Protocol to Determine Mitotic Index by FACS    

Abstract

Materials and Reagents

1. Phosphate buffered saline (PBS)
   
2. Ethanol
   
3. Triton X-100 (Sigma-Aldrich, catalog number: T9284 )
   
4. BSA (Sigma-Aldrich, catalog number: A3803 )
   
5. MPM-2 monoclonal antibody
   
6. Anti-phospho-Histone H3 (Thr11) (EMD Millipore, catalog number: 06-570 )
   
7. Anti-phospho-Ser/Thr-Pro, MPM-2 (EMD Millipore, catalog number: 05-368 )
   
8. Alexa 488-conjugated goat anti-mouse immunoglobulin G antibody (Life Technologies, Molecular Probes^®/Alexa Fluor^® 488, catalog number: A-11008 or A-11034 )
   
9. RNase A (Sigma-Aldrich, catalog number: R4642 )
   
10. PI (Sigma-Aldrich, catalog number: P-4170 )
    

Equipment

1. Centrifuges (Beckman Falcon, TLS-55 )
   
2. Incubator
   
3. FACS machine
   
4. FACS tubes (BD Biosciences, Falcon^®, catalog number: 352054 )
   

Procedure

Note: All spins are done at 2,000 rpm for 5 min.

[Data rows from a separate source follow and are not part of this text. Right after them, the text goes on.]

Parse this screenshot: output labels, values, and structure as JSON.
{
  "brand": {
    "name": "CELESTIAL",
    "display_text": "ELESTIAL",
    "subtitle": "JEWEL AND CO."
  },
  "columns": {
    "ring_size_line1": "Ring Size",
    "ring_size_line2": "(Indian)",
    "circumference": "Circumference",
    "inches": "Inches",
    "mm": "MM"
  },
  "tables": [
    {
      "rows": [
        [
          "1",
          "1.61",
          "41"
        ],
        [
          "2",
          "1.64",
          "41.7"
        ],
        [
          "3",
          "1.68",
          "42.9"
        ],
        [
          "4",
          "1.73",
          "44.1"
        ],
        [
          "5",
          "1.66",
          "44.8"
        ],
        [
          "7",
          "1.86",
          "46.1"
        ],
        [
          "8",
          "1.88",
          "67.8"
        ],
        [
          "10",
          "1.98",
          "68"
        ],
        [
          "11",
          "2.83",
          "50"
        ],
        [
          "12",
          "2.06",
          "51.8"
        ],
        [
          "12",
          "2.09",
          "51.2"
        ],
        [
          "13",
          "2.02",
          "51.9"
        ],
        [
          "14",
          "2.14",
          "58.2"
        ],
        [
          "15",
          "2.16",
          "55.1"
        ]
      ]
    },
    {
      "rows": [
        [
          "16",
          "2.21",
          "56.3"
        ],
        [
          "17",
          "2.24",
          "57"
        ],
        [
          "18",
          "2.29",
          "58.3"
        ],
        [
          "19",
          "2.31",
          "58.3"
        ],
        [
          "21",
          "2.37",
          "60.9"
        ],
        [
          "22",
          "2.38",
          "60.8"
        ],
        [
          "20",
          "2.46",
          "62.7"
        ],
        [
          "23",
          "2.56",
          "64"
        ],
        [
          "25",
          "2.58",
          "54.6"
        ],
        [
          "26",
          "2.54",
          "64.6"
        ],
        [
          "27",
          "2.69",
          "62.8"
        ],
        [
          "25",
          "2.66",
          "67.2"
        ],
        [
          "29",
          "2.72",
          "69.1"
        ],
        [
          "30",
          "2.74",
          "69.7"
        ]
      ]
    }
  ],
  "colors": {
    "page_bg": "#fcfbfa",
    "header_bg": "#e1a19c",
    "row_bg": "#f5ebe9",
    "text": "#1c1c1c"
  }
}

1. After collecting the cells (of your choice), wash them with 500 μl of PBS once, resuspend in 150 μl of PBS and then add 350 μl ethanol. Mix and store cells at 4 °C for at least 1 h.
   
2. Spin and remove ethanol. Resuspend cells in 500 μl of PBS containing 0.25% Triton X-100 and incubate on ice for 15 min.
   
3. After centrifugeation, the cell pellet was suspended in 100 μl of PBS containing 1% BSA and 0.25 μg of Histone H3 monoclonal antibody or 0.06 µg MPM-2 monoclonal antibody and incubated for 1 h at room temperature (RT).
   Note: After this step, cell pellets become loose even after centrifugation, therefore it is better to use a pipet to remove the solutions rather than using an aspirator.
   
4. Spin and wash with 150 μl of PBS containing 1% BSA once.
   
5. Resuspend cells in Alexa 488-conjugated goat anti-mouse immuneoglobulin G antibody diluted at a ratio of 1:300 in 100 μl of PBS containing 1% BSA and incubate at RT in the dark for 30 min.
   
6. After centrifugation, resuspend cells in 500 μl of PBS containing 10 μg ml^-1 RNase A and 20 μg/ml PI, transfer to FACS tubes and incubate at RT in the dark for 30 min.
   
7. Take sample to FACS immediately or store at 4 °C until FACS analysis.
   

Acknowledgments

This protocol was developed in the laboratory of Dr. Guowei Fang (Department of Biology, Stanford University, Stanford, CA, USA). This work was supported by a Burroughs-Wellcome Career Award in Biomedical Research (G.F.) and by grants from National Institutes of Health (GM062852 to G.F.).

References

1. Field, C. M., Wuhr, M., Anderson, G. A., Kueh, H. Y., Strickland, D. and Mitchison, T. J. (2011). Actin behavior in bulk cytoplasm is cell cycle regulated in early vertebrate embryos. J Cell Sci 124(Pt 12): 2086-2095.
   
2. Preuss, U., Landsberg, G. and Scheidtmann, K. H. (2003). Novel mitosis-specific phosphorylation of histone H3 at Thr11 mediated by Dlk/ZIP kinase. Nucleic Acids Res 31(3): 878-885.
   
3. Qian, J., Lesage, B., Beullens, M., Van Eynde, A. and Bollen, M. (2011). PP1/Repo-man dephosphorylates mitotic histone H3 at T3 and regulates chromosomal aurora B targeting. Curr Biol 21(9): 766-773.